車名やスタイリングは、今はなき目黒製作所(メグロ)とカワサキが提携して1964年に発売した「カワサキ250メグロSG」に由来しています。
メグロ S1は、同時発売のレトロクラシックモデル「W230」とエンジンやフレームを始め、大部分のパーツを共有しています。しかし、メグロ S1の車両価格はW230よりも7万7000円高い設定となっていますが……その差はどこにあるのでしょうか?
メグロ S1、タンクの秘密「メッキに重ね塗り、エンブレムは手作業」
まず、メグロらしいスタイリングの大きなポイントであるブラック×シルバーの燃料タンク。実はこれ、初めに全体的にクロームメッキをかけたうえで、ブラックの部分を塗っているものなのです!
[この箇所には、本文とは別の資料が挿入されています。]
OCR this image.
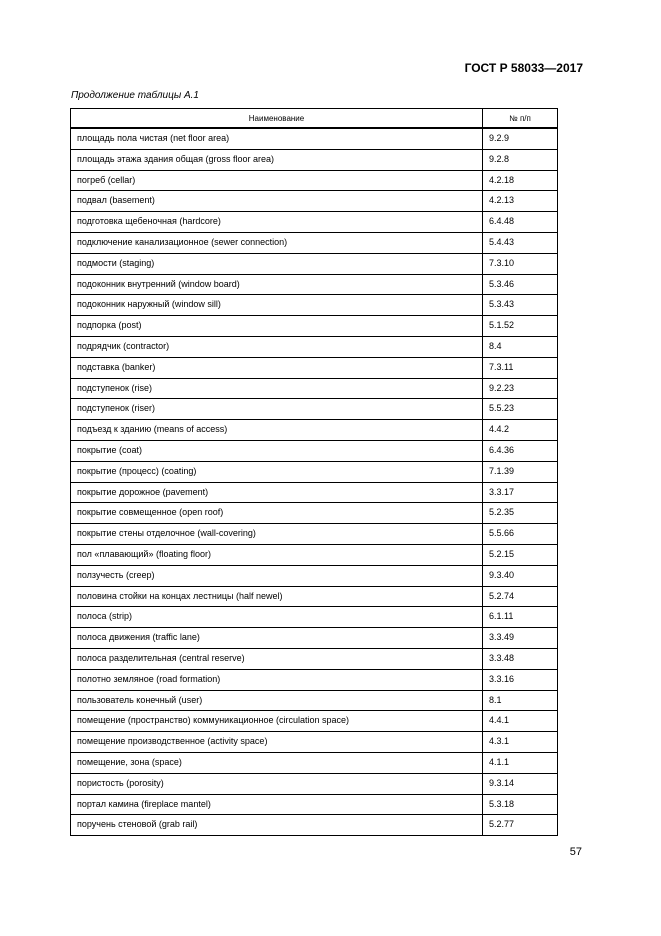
ГОСТ Р 58033—2017
Продолжение таблицы А.1
Наименование	№ п/п
площадь пола чистая (net floor area)	9.2.9
площадь этажа здания общая (gross floor area)	9.2.8
погреб (cellar)	4.2.18
подвал (basement)	4.2.13
подготовка щебеночная (hardcore)	6.4.48
подключение канализационное (sewer connection)	5.4.43
подмости (staging)	7.3.10
подоконник внутренний (window board)	5.3.46
подоконник наружный (window sill)	5.3.43
подпорка (post)	5.1.52
подрядчик (contractor)	8.4
подставка (banker)	7.3.11
подступенок (rise)	9.2.23
подступенок (riser)	5.5.23
подъезд к зданию (means of access)	4.4.2
покрытие (coat)	6.4.36
покрытие (процесс) (coating)	7.1.39
покрытие дорожное (pavement)	3.3.17
покрытие совмещенное (open roof)	5.2.35
покрытие стены отделочное (wall-covering)	5.5.66
пол «плавающий» (floating floor)	5.2.15
ползучесть (creep)	9.3.40
половина стойки на концах лестницы (half newel)	5.2.74
полоса (strip)	6.1.11
полоса движения (traffic lane)	3.3.49
полоса разделительная (central reserve)	3.3.48
полотно земляное (road formation)	3.3.16
пользователь конечный (user)	8.1
помещение (пространство) коммуникационное (circulation space)	4.4.1
помещение производственное (activity space)	4.3.1
помещение, зона (space)	4.1.1
пористость (porosity)	9.3.14
портал камина (fireplace mantel)	5.3.18
поручень стеновой (grab rail)	5.2.77
57
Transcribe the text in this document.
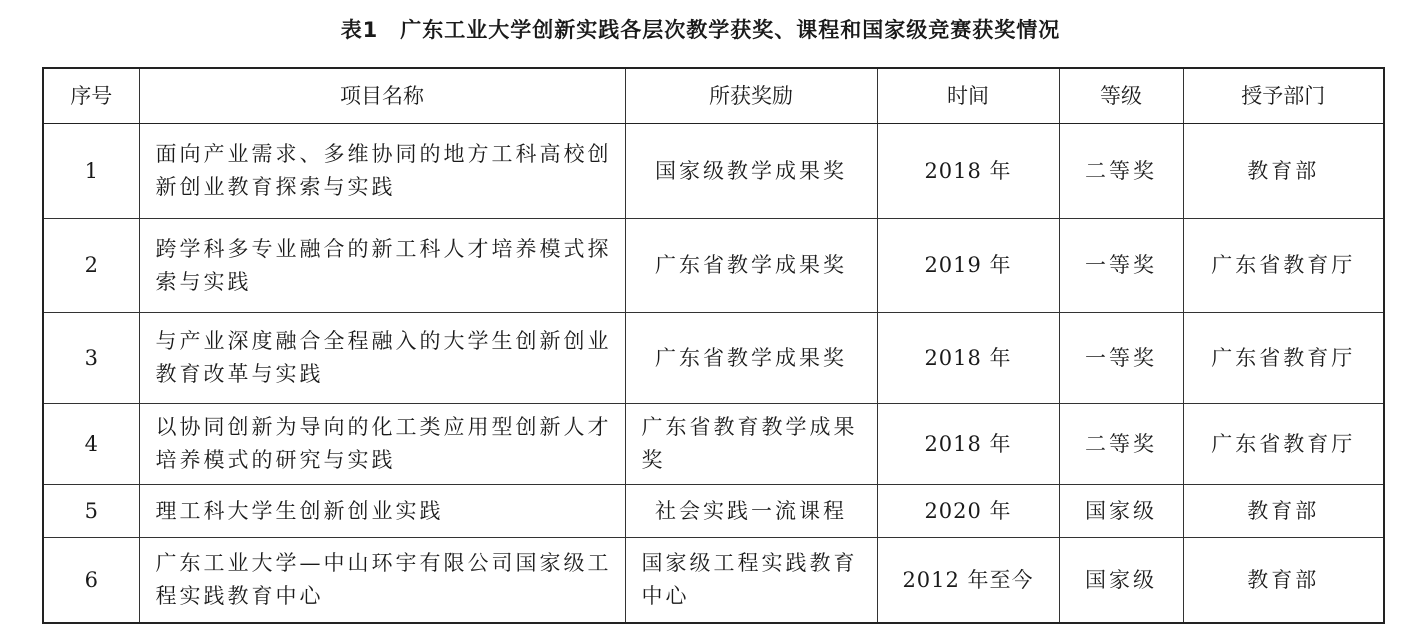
表1　广东工业大学创新实践各层次教学获奖、课程和国家级竞赛获奖情况
序号	项目名称	所获奖励	时间	等级	授予部门
1	面向产业需求、多维协同的地方工科高校创新创业教育探索与实践	国家级教学成果奖	2018 年	二等奖	教育部
2	跨学科多专业融合的新工科人才培养模式探索与实践	广东省教学成果奖	2019 年	一等奖	广东省教育厅
3	与产业深度融合全程融入的大学生创新创业教育改革与实践	广东省教学成果奖	2018 年	一等奖	广东省教育厅
4	以协同创新为导向的化工类应用型创新人才培养模式的研究与实践	广东省教育教学成果奖	2018 年	二等奖	广东省教育厅
5	理工科大学生创新创业实践	社会实践一流课程	2020 年	国家级	教育部
6	广东工业大学—中山环宇有限公司国家级工程实践教育中心	国家级工程实践教育中心	2012 年至今	国家级	教育部
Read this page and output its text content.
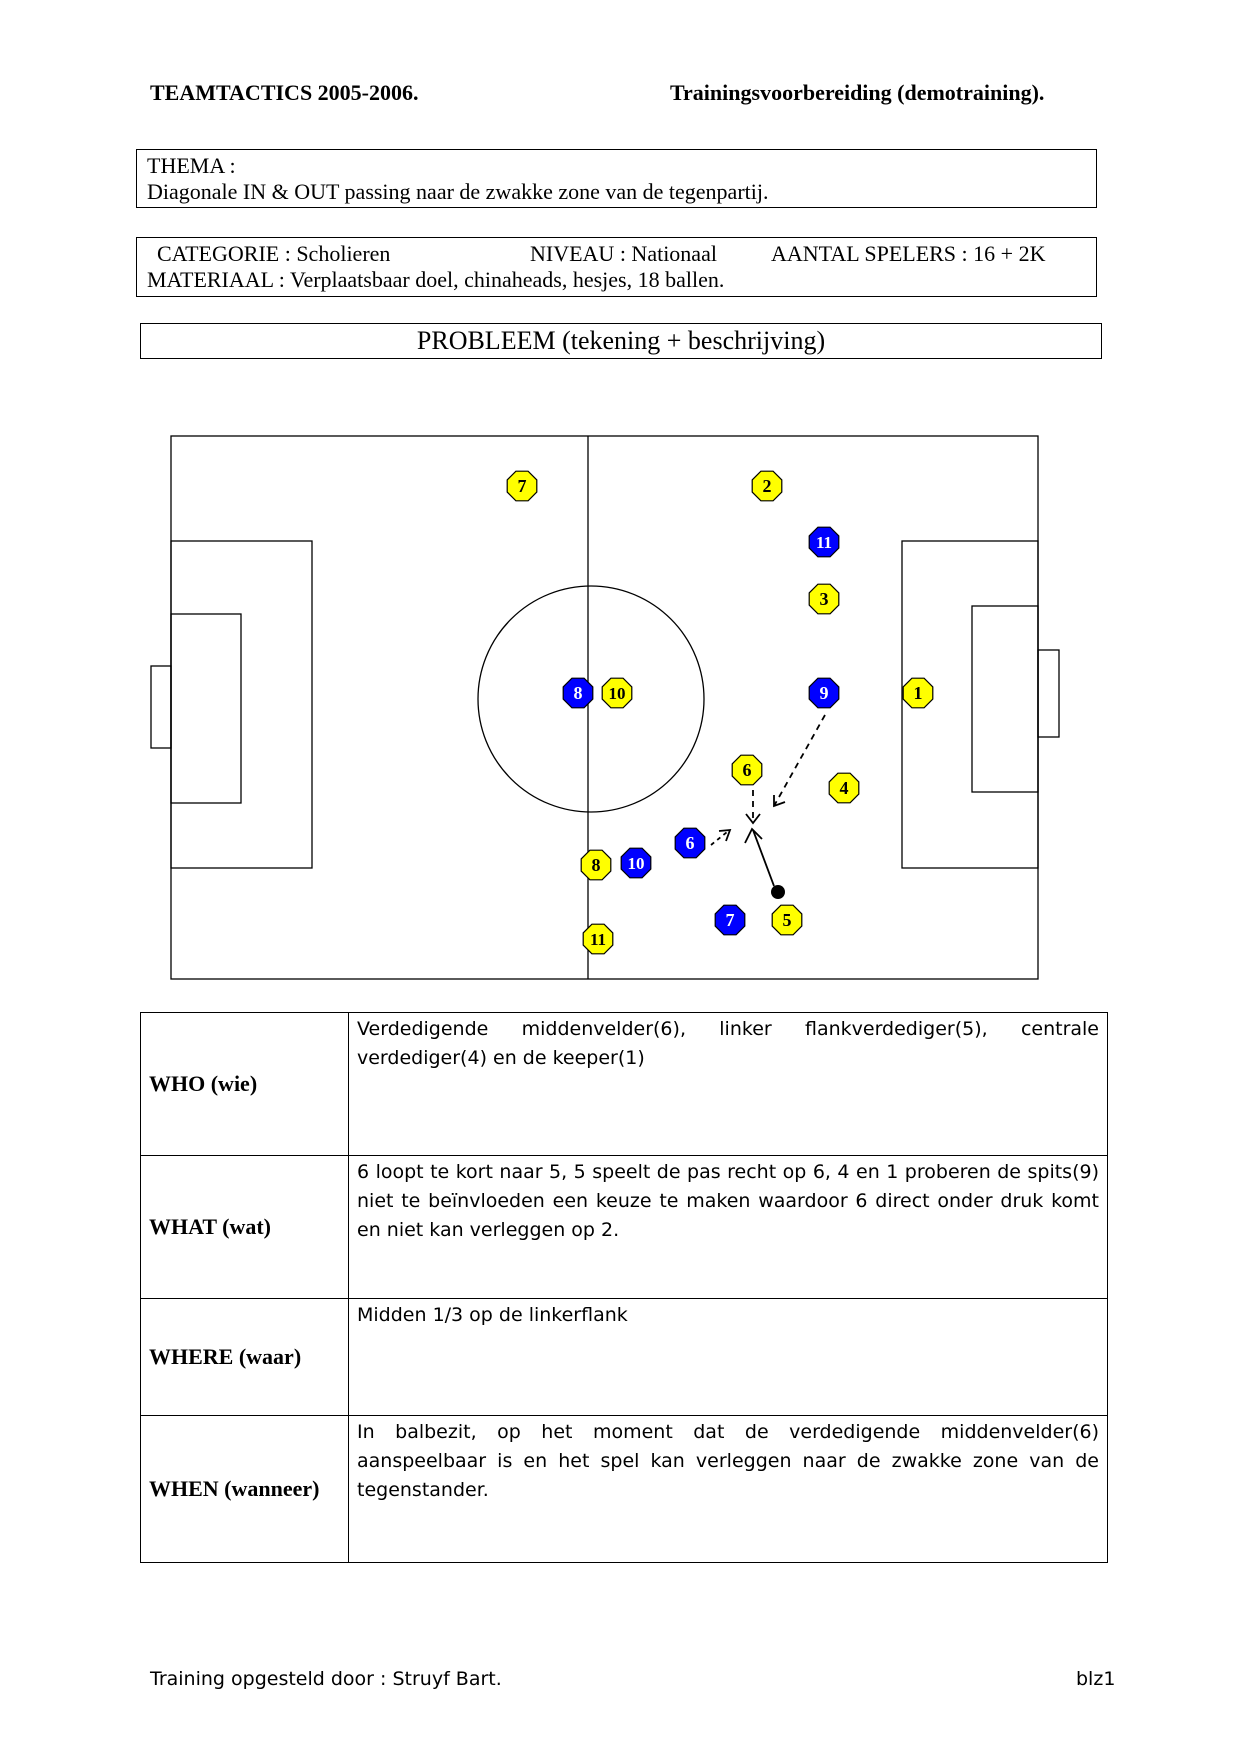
TEAMTACTICS 2005-2006.	Trainingsvoorbereiding (demotraining).
THEMA :
Diagonale IN & OUT passing naar de zwakke zone van de tegenpartij.
CATEGORIE : Scholieren	NIVEAU : Nationaal AANTAL SPELERS : 16 + 2K
MATERIAAL : Verplaatsbaar doel, chinaheads, hesjes, 18 ballen.
PROBLEEM (tekening + beschrijving)
7	2
11
3
8 10	9	1
6
4
6
8 10
7	5
11
WHO (wie)	Verdedigende middenvelder(6), linker flankverdediger(5), centrale verdediger(4) en de keeper(1)
WHAT (wat)	6 loopt te kort naar 5, 5 speelt de pas recht op 6, 4 en 1 proberen de spits(9) niet te beïnvloeden een keuze te maken waardoor 6 direct onder druk komt en niet kan verleggen op 2.
WHERE (waar)	Midden 1/3 op de linkerflank
WHEN (wanneer)	In balbezit, op het moment dat de verdedigende middenvelder(6) aanspeelbaar is en het spel kan verleggen naar de zwakke zone van de tegenstander.
Training opgesteld door : Struyf Bart.	blz1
メッキの上から塗ってもきれいに仕上がる塗料の選定にはなかなか苦労があったそうで、W230よりもコストをかけ、こだわっている部分と言えるでしょう。ちなみに、ニーパッドを標準装備しているのもメグロ S1ならではの特徴です。
また、燃料タンクのサイドに配されたエンブレムは、人の手によって塗り分けるという大変手間のかかる塗装方法を採用。このエンブレムもまた、非常にプレミアムな装備と言えます。
メグロ S1のエンジン「空冷フィンに注目!」
次に、エンジンを見てみましょう。外観に異なる部分があるのですが、気づいたでしょうか……? すぐに分かった人はかなりセンスがあると思います!
正解は、シリンダーヘッドのフィンの仕上げ。メグロ S1では切削加工が施されており、光が当たったときにキラリと輝くようになっています。この細やかなひと手間もこだわりポイントと言えます。
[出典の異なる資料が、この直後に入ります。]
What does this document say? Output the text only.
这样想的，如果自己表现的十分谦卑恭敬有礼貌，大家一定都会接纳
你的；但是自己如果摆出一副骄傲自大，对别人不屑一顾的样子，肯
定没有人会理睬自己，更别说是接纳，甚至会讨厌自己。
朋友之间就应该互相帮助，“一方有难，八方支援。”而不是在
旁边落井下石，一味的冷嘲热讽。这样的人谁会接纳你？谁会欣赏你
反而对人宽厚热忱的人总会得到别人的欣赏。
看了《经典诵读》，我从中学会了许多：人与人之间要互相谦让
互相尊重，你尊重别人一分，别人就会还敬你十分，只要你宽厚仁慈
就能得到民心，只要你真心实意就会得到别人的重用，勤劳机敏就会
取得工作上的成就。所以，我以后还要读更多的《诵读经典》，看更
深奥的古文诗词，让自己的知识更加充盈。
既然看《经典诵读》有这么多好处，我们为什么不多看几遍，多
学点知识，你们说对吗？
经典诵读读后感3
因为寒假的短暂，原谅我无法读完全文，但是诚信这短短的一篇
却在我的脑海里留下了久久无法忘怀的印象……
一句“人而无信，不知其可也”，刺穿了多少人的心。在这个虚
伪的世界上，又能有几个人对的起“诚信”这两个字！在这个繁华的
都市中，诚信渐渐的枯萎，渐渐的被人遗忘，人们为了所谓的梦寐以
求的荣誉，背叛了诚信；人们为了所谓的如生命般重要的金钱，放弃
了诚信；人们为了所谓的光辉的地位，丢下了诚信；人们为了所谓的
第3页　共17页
なお、メグロ S1とW230の共通部分ではありますが、サイレンサーにもこだわりが込められています。かつてのメグロ車の排気音をなるべく再現できるように、メグロブランドのバイクのサイレンサーに内蔵されていたパイプと同じようなパンチングメッシュの入ったパイプを、メグロ S1とW230のサイレンサーにも内蔵。聴覚でもレトロクラシック感を楽しめるように作られているのです。
メグロ S1とW230、装備面の違い
そのほかのW230との主だった相違点としては、メーターパネルのデザインや、シート表皮などが挙げられます。メグロ S1は総体として「メグロブランド」をしっかり感じられるように手が入っていることが伝わってきますね。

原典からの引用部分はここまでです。